High Deductible Healthcare Plan or HDHP offered a way to push these initial costs on to consumers. What’s best for the health insurance providers is that all the deductibles reset each year so everyone is back to square 1 as soon as the new year hits.
Besides the Price, Other Costs
Sadly, similar to consumer directed retirement plans, HDHP’s are being pushed onto people that really don’t have the skills to budget and plan like others do. This will just continue to further widen the gap as the more educated and better paid, will be able to invest the proceeds of their HSA and further cushion themselves from higher costs. The costs of healthcare that others who have to meet high deductibles with regular post tax savings, don’t have.
It seems that employers just gave up on offering HSAs to many workers who didn’t have the education all together.
Source: CDC
The reason I say those savers will be able to invest the proceeds and cushion themselves is because many HSA plans offer the option to invest in the stock market or bond market. This means that funds will just not sit around being eaten up by inflation. In fact, I have read that some are even starting to use their HSA as another investment vehicle for retirement and just pay all their deductibles with post tax money. If you have the discipline to do this, it could pay off handsomely in the long term.
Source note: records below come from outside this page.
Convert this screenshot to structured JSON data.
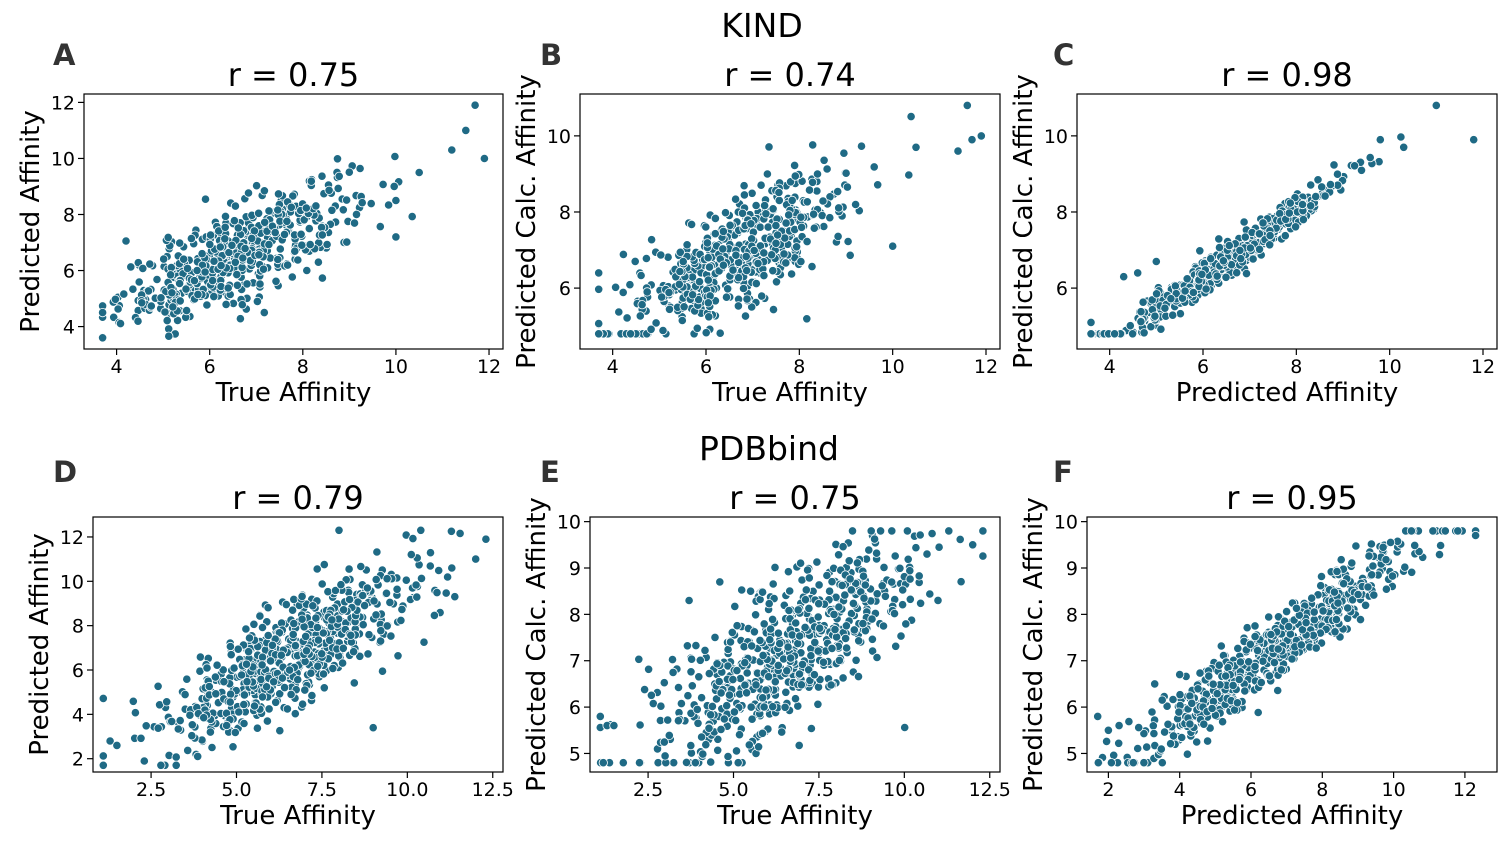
{
  "colors": {
    "point": "#1f6a85"
  },
  "groups": [
    {
      "title": "KIND"
    },
    {
      "title": "PDBbind"
    }
  ],
  "chart_data": [
    {
      "type": "scatter",
      "letter": "A",
      "title": "r = 0.75",
      "xlabel": "True Affinity",
      "ylabel": "Predicted Affinity",
      "xlim": [
        3.3,
        12.3
      ],
      "ylim": [
        3.2,
        12.3
      ],
      "xticks": [
        4,
        6,
        8,
        10,
        12
      ],
      "yticks": [
        4,
        6,
        8,
        10,
        12
      ],
      "n_points": 520,
      "r": 0.75,
      "x_center": 6.6,
      "x_spread": 1.25,
      "y_center": 6.6,
      "y_spread": 1.25,
      "x_range": [
        3.7,
        12.0
      ],
      "y_range": [
        3.6,
        11.9
      ],
      "outliers": [
        [
          3.7,
          4.5
        ],
        [
          11.2,
          10.3
        ],
        [
          11.5,
          11.0
        ],
        [
          11.7,
          11.9
        ],
        [
          11.9,
          10.0
        ],
        [
          10.5,
          9.5
        ],
        [
          10.0,
          7.2
        ],
        [
          10.0,
          8.5
        ]
      ]
    },
    {
      "type": "scatter",
      "letter": "B",
      "title": "r = 0.74",
      "xlabel": "True Affinity",
      "ylabel": "Predicted Calc. Affinity",
      "xlim": [
        3.3,
        12.3
      ],
      "ylim": [
        4.4,
        11.1
      ],
      "xticks": [
        4,
        6,
        8,
        10,
        12
      ],
      "yticks": [
        6,
        8,
        10
      ],
      "n_points": 520,
      "r": 0.74,
      "x_center": 6.6,
      "x_spread": 1.25,
      "y_center": 6.8,
      "y_spread": 1.1,
      "x_range": [
        3.7,
        12.0
      ],
      "y_range": [
        4.8,
        10.8
      ],
      "outliers": [
        [
          3.7,
          6.4
        ],
        [
          11.6,
          10.8
        ],
        [
          11.7,
          9.9
        ],
        [
          11.9,
          10.0
        ],
        [
          11.4,
          9.6
        ],
        [
          10.5,
          9.7
        ],
        [
          10.0,
          7.1
        ]
      ]
    },
    {
      "type": "scatter",
      "letter": "C",
      "title": "r = 0.98",
      "xlabel": "Predicted Affinity",
      "ylabel": "Predicted Calc. Affinity",
      "xlim": [
        3.3,
        12.3
      ],
      "ylim": [
        4.4,
        11.1
      ],
      "xticks": [
        4,
        6,
        8,
        10,
        12
      ],
      "yticks": [
        6,
        8,
        10
      ],
      "n_points": 520,
      "r": 0.98,
      "x_center": 6.6,
      "x_spread": 1.25,
      "y_center": 6.8,
      "y_spread": 1.1,
      "x_range": [
        3.6,
        11.8
      ],
      "y_range": [
        4.8,
        10.8
      ],
      "outliers": [
        [
          3.6,
          5.1
        ],
        [
          4.3,
          6.3
        ],
        [
          4.6,
          6.4
        ],
        [
          5.0,
          6.7
        ],
        [
          11.0,
          10.8
        ],
        [
          11.8,
          9.9
        ],
        [
          10.3,
          9.7
        ],
        [
          9.8,
          9.9
        ]
      ]
    },
    {
      "type": "scatter",
      "letter": "D",
      "title": "r = 0.79",
      "xlabel": "True Affinity",
      "ylabel": "Predicted Affinity",
      "xlim": [
        0.8,
        12.8
      ],
      "ylim": [
        1.4,
        12.9
      ],
      "xticks": [
        2.5,
        5.0,
        7.5,
        10.0,
        12.5
      ],
      "yticks": [
        2,
        4,
        6,
        8,
        10,
        12
      ],
      "n_points": 650,
      "r": 0.79,
      "x_center": 6.5,
      "x_spread": 1.9,
      "y_center": 6.6,
      "y_spread": 2.0,
      "x_range": [
        1.1,
        12.3
      ],
      "y_range": [
        1.7,
        12.3
      ],
      "outliers": [
        [
          1.1,
          1.7
        ],
        [
          1.3,
          2.8
        ],
        [
          1.5,
          2.6
        ],
        [
          11.3,
          10.6
        ],
        [
          12.0,
          11.0
        ],
        [
          12.3,
          11.9
        ],
        [
          8.0,
          12.3
        ],
        [
          9.0,
          3.4
        ]
      ]
    },
    {
      "type": "scatter",
      "letter": "E",
      "title": "r = 0.75",
      "xlabel": "True Affinity",
      "ylabel": "Predicted Calc. Affinity",
      "xlim": [
        0.8,
        12.8
      ],
      "ylim": [
        4.6,
        10.1
      ],
      "xticks": [
        2.5,
        5.0,
        7.5,
        10.0,
        12.5
      ],
      "yticks": [
        5,
        6,
        7,
        8,
        9,
        10
      ],
      "n_points": 650,
      "r": 0.75,
      "x_center": 6.5,
      "x_spread": 1.9,
      "y_center": 7.2,
      "y_spread": 1.2,
      "x_range": [
        1.1,
        12.3
      ],
      "y_range": [
        4.8,
        9.8
      ],
      "outliers": [
        [
          1.1,
          5.8
        ],
        [
          1.3,
          5.6
        ],
        [
          1.5,
          5.6
        ],
        [
          11.3,
          9.8
        ],
        [
          12.0,
          9.5
        ],
        [
          12.3,
          9.8
        ],
        [
          3.7,
          8.3
        ],
        [
          4.6,
          8.7
        ],
        [
          5.5,
          8.5
        ]
      ]
    },
    {
      "type": "scatter",
      "letter": "F",
      "title": "r = 0.95",
      "xlabel": "Predicted Affinity",
      "ylabel": "Predicted Calc. Affinity",
      "xlim": [
        1.4,
        12.9
      ],
      "ylim": [
        4.6,
        10.1
      ],
      "xticks": [
        2,
        4,
        6,
        8,
        10,
        12
      ],
      "yticks": [
        5,
        6,
        7,
        8,
        9,
        10
      ],
      "n_points": 650,
      "r": 0.95,
      "x_center": 6.6,
      "x_spread": 2.0,
      "y_center": 7.2,
      "y_spread": 1.2,
      "x_range": [
        1.7,
        12.3
      ],
      "y_range": [
        4.8,
        9.8
      ],
      "outliers": [
        [
          1.7,
          5.8
        ],
        [
          2.0,
          5.5
        ],
        [
          2.3,
          5.6
        ],
        [
          11.8,
          9.8
        ],
        [
          12.3,
          9.7
        ],
        [
          10.5,
          9.8
        ],
        [
          3.3,
          6.5
        ],
        [
          4.0,
          6.7
        ]
      ]
    }
  ]
}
Even the well off may not be safe though, if you take a look at the growth rate of the size of deductibles, it could give tech stocks a run for their money.
Source: KFF
Conclusion
There is a valid economic argument as to why these things are occurring: people are getting richer and there are only so many doctors to go around. However, the US system is known to be blatantly inefficient compared to other countries. The aging population and the continued cost cutting of large employers to meet financial targets may be other reasons. Either way, it looks like high deductible plans are here to stay.